There is rapidly expanding international activity on the development of electronic circuits which can be used as artificial atoms in that they possess a set of well defined quantum states. Such circuits are known as quantum bits (qubits) with applications ranging from quantum computing to measurement standards. These quantum states are extremely fragile (decohere readily), are most easily established at very low temperatures (<1K) and can be destroyed by sources of electronic noise in the environment or associated with the materials themselves. Superconducting materials have proved to be very sucessful for qubit fabrication and progress has been rapid with a number of approaches being demonstrated in recent years based upon Josephson junctions in superconducting loops.Qubit designs with significantly improved immunity to decoherence would extremely important to this field. There have been a number of designs for environmentally decoupled qubits based upon unconventional Josephson devices known as pi junctions.

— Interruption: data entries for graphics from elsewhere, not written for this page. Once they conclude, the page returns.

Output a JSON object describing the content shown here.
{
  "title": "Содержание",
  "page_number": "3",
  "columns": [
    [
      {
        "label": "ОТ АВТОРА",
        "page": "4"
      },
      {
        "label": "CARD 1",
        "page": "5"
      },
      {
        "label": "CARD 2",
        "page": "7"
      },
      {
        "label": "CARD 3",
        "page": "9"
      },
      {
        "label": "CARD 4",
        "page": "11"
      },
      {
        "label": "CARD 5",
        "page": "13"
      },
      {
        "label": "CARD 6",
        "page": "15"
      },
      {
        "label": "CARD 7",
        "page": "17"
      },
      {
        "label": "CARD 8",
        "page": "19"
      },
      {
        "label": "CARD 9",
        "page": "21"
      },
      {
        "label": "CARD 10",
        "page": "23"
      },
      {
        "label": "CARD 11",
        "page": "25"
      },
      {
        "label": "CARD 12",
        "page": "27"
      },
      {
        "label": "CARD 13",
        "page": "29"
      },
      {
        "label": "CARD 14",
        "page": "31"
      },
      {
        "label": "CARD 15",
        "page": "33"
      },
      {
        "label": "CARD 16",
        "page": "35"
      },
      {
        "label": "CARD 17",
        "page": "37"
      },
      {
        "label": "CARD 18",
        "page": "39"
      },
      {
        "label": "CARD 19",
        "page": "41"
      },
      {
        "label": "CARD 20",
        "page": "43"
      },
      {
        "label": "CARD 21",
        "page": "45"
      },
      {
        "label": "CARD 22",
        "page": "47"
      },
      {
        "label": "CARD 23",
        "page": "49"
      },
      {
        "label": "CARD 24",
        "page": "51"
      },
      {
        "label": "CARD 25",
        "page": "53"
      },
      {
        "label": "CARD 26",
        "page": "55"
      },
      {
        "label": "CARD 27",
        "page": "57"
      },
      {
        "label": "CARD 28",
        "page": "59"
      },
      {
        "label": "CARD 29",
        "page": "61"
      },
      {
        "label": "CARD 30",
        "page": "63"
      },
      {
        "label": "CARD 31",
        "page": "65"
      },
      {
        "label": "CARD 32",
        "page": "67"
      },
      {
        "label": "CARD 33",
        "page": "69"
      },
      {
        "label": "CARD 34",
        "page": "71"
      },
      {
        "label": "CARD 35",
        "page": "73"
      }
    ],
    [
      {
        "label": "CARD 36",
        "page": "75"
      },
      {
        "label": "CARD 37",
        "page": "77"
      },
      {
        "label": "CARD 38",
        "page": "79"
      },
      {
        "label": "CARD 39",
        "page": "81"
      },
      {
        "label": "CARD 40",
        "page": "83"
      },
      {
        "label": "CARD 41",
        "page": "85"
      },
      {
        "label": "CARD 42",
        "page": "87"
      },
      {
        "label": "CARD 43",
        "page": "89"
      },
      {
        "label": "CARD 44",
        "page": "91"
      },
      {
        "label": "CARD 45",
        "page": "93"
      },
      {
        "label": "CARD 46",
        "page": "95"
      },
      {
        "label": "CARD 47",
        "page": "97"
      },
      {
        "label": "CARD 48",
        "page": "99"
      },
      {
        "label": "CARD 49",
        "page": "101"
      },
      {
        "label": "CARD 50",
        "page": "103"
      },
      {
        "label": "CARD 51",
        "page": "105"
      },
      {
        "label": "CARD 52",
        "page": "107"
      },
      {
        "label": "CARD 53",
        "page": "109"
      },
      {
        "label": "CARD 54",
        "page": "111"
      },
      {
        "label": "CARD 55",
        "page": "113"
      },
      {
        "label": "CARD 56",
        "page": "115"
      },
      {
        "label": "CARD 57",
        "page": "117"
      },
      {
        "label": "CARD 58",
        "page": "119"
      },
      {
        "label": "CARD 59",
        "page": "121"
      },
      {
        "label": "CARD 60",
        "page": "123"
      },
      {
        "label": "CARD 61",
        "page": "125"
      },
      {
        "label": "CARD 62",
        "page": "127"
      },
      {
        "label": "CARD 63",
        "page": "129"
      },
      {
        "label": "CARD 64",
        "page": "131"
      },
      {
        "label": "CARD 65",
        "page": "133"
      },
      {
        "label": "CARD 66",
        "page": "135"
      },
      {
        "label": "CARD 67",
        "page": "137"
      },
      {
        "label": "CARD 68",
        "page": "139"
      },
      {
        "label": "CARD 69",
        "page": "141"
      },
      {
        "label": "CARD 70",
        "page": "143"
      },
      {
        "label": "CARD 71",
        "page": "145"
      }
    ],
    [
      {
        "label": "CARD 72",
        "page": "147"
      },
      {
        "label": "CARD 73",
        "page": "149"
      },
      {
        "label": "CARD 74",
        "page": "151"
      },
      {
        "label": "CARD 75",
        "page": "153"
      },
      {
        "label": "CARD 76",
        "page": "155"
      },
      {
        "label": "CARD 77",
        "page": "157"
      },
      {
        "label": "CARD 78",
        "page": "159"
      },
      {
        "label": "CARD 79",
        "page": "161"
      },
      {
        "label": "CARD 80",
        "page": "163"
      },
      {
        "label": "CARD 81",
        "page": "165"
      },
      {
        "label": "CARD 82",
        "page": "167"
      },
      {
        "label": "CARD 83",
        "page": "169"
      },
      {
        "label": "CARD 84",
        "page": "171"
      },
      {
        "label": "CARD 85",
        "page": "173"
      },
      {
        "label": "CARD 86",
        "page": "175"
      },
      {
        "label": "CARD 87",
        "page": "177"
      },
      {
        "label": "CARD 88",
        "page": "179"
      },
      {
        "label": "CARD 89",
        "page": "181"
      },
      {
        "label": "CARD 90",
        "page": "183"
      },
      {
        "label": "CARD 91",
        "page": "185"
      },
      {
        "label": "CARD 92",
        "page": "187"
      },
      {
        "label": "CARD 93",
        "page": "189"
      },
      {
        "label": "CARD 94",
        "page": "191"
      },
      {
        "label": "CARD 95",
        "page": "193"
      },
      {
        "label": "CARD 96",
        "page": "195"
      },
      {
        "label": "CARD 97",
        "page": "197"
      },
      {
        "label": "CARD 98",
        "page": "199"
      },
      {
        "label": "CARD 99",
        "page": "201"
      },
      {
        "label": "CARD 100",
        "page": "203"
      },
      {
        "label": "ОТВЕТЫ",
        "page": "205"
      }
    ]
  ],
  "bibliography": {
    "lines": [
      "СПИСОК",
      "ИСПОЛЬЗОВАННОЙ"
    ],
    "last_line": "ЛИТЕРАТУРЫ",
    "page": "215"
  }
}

There are two main types of these: superconducting tunnel junctions which contain a ferromagnetic layer between the tunnel barrier and one electrode (SFIS structures) and junctions with a conventional superconductor as one electrode and a d-wave superconductor as the other (SND structures). The aim of this proposal is to carry out the key experiments which test their suitability for qubit applications. The two systems share many features common and so by investigating both in parallel, we will be able employ common experimental approaches, evaluate their relative merits and differences and to determine the overall feasibility of qubit designs which rely on pi junctions. The experiments will involve optimising both technologies for qubit applications, determining what junction designs give the most suitable pi junction behaviour, investigating potential intrinsic noise sources associated with the devices, investigating whether the junctions themselves develop well defined quantum states at low temperature and finally, using the results of the previous experiments to select a suitable qubit design and investigate its properties.The applicants are researchers at the Universities of Cambridge and Birmingham with a strong track record of the fabrication of superconducting devices from metallic and oxide heterostructures and measurements at temperatures below 1K, who are thus well placed to make a major impact in this area.